Ryan Ervine

Personal information
- Born: 19 July 1988 (age 37) Chinhoyi, Zimbabwe
- Batting: Right-handed
- Bowling: Right-arm fast-medium
- Relations: Craig Ervine (brother) Sean Ervine (brother) Gordon Den (uncle)

Domestic team information
- 2009-2010: Southern Rocks
- List A debut: 19 October 2009 Rocks v Rhinos
- Last List A: 27 October 2009 Rocks v Tuskers
- T20 debut: 13 February 2010 Rocks v Vipers
- Last T20: 17 February 2010 Rocks v Rhinos

Career statistics
| Competition | List A | Twenty20 |
| Matches | 2 | 3 |
| Runs scored | 5 | 21 |
| Batting average | 2.50 | 21.00 |
| 100s/50s | -/- | -/- |
| Top score | 4 | 21 |
| Balls bowled | 96 | 6 |
| Wickets | 1 | 0 |
| Bowling average | 83.00 | - |
| 5 wickets in innings | - | - |
| 10 wickets in match | - | - |
| Best bowling | 1/51 | 0/16 |
| Catches/stumpings | 0/- | 0/- |
- Source: Cricinfo, 23 November 2022

= Ryan Ervine =

Zimbabwean cricketer

Ryan Ervine (born 19 July 1988) is a Zimbabwean cricketer who played two List A matches and three Twenty20 matches for Southern Rocks in the 2009/10 season.

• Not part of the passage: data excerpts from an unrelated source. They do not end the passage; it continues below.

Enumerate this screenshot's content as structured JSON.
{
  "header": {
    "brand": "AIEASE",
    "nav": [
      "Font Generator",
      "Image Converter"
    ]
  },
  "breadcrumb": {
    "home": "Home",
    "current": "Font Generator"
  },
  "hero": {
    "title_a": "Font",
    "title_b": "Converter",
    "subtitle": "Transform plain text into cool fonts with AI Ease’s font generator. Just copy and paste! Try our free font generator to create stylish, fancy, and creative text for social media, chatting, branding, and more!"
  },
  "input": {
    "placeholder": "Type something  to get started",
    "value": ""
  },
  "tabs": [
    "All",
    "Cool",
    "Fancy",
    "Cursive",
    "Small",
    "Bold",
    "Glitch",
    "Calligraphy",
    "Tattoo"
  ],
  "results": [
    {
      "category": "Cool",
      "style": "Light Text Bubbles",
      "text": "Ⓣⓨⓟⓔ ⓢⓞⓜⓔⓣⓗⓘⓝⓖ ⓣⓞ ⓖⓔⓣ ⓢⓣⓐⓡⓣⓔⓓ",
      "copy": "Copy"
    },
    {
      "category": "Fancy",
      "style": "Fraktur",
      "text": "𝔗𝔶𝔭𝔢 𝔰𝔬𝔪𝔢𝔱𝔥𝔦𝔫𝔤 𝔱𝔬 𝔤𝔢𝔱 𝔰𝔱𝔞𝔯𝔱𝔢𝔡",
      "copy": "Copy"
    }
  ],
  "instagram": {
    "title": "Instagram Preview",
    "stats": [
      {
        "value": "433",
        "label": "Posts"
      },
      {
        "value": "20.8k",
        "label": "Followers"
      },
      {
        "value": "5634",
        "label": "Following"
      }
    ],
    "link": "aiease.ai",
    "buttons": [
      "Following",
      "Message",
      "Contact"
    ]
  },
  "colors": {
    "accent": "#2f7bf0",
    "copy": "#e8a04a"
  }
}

He is the brother of current Zimbabwe international Craig Ervine and former Zimbabwe international Sean Ervine. Ervine's uncle Neil and father Rory both played first-class cricket for Rhodesia B in the 1977/78 Castle Bowl competition and another uncle, Gordon Den, played for Rhodesia and Eastern province in the 1960s. Den's father, Ervine's grandfather, Alexander Den is recorded as having made one appearance for Rhodesia against the touring Australian national side in 1936.